3rd Point of A Triangle
First off I'm not entirely sure this is a trig question. If it's in the wrong place could a moderator maybe move it? Using trig was just my inital thought on how to solve this problem but I could be extremely wrong.
So I'm a programmer and I'm working in 3D space. This is the problem I need to solve.
I have the points of A and B. I also have access to all the distances of all three sides of the triangle. All I need to do is find C. Basically I want the point perpindular to AB, that is a fixed distance away, directly above (or below) C. I feel like I'm missing something really simple but I just can't figure out what.
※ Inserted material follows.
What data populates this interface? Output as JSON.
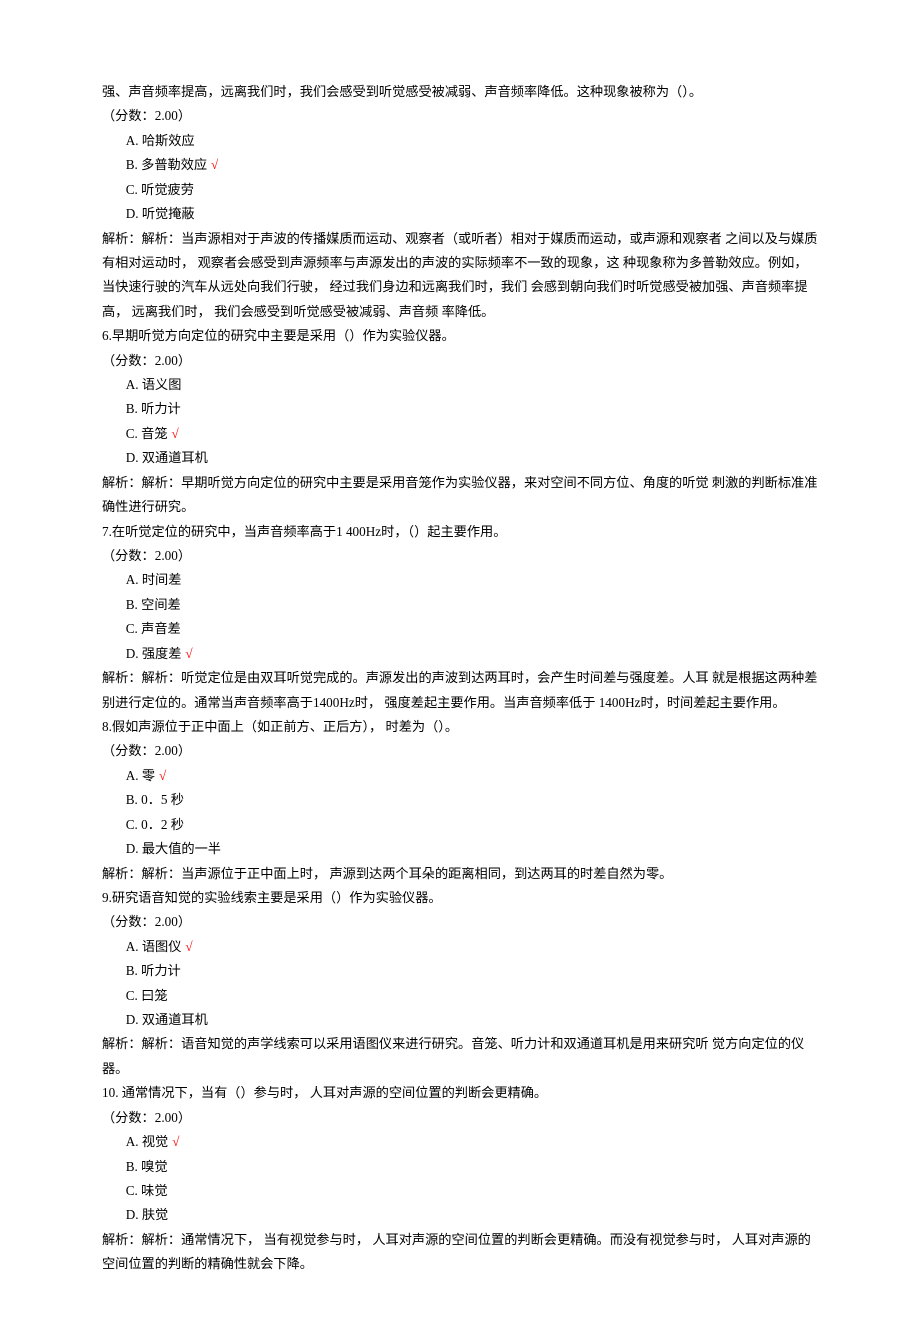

This would be a fairly simple problem to solve with some graph paper and a ruler but because this is for a computer program I need it to be in the form of some sort of equation that it will understand. It also needs to work for different values of A and B.
Thanks for any help. As I said please move this topic if I'm in the completely wrong area.
You can build an equation system and solve it for XA, YA, YZ:
Originally Posted by Silverlode
Pythagoras: III: (XA-XB)²+(YA-YB)²+(ZA-ZB)²=[(XA-XC)²+(YA-YC)+(ZA-ZC)²]+|BC|²
PS: I believe you are going to obtain more than one unique point for A because you have a 3D coordinates system.
Thanks for the answer. It seems like your answer would work on paper however it it may be quite difficult for coding purposes. Hopefully it proves useful for someone else.
I actually came up with a better and easier to code approach in the last few hours for what I wanted to achieve. I ended up ditching the whole triangle concept altogether. Thanks very much anyway though.